Single-Cell Transcriptomics of the Peritoneal Microenvironment of Colorectal PC (SingleCell)

Research methodology

Before inclusion of patients, patients will be screened for the presence of hepatitis B, hepatitis C and HIV to ensure researcher safety. During cytoreductive surgery, a total of five samples of tumoral tissue will be acquired. Three of those samples will be utilized for ScRNASeq analysis, and two samples of a macrometastasis will be snap frozen and cryopreserved.

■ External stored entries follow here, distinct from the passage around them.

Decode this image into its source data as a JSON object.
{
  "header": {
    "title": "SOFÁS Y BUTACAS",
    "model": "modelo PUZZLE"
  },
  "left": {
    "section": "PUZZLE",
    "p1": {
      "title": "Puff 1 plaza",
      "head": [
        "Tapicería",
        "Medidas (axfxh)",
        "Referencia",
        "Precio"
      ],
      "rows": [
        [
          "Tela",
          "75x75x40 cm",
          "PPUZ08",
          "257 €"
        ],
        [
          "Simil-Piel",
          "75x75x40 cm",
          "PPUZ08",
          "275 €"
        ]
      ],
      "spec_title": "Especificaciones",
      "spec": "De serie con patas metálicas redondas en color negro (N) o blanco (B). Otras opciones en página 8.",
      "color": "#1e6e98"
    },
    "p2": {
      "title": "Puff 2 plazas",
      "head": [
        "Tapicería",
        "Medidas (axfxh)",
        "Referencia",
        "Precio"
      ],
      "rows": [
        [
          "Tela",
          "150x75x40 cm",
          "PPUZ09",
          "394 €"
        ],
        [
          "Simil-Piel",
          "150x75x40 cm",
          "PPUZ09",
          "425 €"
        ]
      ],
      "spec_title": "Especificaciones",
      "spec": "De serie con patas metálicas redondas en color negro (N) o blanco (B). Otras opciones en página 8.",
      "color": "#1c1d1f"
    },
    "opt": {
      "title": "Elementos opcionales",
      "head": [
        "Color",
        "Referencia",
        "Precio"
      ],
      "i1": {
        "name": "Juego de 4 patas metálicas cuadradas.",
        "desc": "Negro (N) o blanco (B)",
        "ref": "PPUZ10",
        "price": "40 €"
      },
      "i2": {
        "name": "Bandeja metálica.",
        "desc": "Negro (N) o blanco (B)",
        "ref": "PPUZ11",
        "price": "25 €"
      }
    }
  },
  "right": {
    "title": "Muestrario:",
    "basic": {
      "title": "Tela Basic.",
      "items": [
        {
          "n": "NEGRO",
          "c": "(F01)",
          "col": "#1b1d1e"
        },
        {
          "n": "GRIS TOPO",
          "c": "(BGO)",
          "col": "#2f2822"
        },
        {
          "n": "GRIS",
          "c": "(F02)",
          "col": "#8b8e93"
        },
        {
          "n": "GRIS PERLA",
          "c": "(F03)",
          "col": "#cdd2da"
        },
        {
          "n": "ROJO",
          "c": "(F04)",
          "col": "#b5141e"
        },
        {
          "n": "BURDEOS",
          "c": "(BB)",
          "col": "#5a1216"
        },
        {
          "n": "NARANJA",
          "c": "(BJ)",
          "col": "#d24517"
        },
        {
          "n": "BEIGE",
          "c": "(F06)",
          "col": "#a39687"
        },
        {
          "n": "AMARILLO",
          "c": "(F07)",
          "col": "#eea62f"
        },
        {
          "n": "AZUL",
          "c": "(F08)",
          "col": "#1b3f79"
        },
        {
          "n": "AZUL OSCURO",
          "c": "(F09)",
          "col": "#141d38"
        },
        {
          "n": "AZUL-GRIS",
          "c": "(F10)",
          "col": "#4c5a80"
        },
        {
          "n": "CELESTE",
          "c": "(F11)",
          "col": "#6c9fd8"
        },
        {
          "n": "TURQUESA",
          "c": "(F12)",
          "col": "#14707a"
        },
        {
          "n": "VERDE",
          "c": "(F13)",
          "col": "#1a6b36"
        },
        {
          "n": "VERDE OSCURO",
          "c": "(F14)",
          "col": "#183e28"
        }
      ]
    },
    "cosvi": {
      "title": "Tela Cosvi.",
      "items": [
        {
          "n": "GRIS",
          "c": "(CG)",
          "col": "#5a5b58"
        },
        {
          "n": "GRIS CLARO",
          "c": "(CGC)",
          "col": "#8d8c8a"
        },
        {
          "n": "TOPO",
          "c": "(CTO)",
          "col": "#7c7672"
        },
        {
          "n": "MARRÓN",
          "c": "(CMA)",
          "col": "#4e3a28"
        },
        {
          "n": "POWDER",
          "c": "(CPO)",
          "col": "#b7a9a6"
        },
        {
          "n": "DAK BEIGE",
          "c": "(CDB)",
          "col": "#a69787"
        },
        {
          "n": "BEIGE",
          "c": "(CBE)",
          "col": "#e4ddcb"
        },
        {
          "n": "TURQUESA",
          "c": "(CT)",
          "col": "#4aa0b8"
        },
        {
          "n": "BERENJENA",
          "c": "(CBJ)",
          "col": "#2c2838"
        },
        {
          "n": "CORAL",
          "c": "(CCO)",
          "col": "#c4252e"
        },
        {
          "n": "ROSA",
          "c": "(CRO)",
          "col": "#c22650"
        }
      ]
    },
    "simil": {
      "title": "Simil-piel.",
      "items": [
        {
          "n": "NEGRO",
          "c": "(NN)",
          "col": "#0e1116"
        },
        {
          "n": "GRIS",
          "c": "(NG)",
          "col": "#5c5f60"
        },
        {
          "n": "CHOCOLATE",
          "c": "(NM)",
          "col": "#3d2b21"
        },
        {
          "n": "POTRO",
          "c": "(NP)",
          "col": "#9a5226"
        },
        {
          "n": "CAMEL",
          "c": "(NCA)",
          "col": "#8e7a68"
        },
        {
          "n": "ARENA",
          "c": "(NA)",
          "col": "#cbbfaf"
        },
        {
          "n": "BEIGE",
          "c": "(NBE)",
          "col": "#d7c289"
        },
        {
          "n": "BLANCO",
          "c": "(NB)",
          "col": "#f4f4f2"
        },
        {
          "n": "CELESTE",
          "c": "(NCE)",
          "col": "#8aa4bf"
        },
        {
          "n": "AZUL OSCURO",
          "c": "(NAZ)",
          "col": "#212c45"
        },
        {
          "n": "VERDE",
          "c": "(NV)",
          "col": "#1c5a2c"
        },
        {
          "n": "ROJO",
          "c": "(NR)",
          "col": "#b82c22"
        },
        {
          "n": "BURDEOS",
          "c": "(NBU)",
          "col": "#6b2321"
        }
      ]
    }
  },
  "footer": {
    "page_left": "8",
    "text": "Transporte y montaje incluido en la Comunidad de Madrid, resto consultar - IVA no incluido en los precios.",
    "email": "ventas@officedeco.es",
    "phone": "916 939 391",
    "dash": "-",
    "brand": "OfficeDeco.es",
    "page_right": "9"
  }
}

Single-cell RNA-Sequencing analysis We will comprehensively catalog the stromal cell types in the microenvironment of colorectal cancer peritoneal metastases utilizing single-cell RNA sequencing (scRNAseq) on three samples (one of which should preferably originate from the omentum majus, to encompass milky spots) acquired from surgical waste material of patients undergoing cytoreductive surgery. After sample prelevation, samples will be transported as soon as possible while cooled and submerged in 10% PBS to the VIB facilities, where single cell suspensions will be made according to standard protocols. After cell selection by FACS (CD45+ and live/dead stain, to ensure a 50/50 mix of immune and stromal cells) and library prep, ScRNASeq will be performed.

Single cell sequencing analysis will allow us to identify cell clusters that by usage of marker genes will be assigned to different known cell lineages. After annotation of data, a "landscape" of the composition of the tumor stroma will be acquired.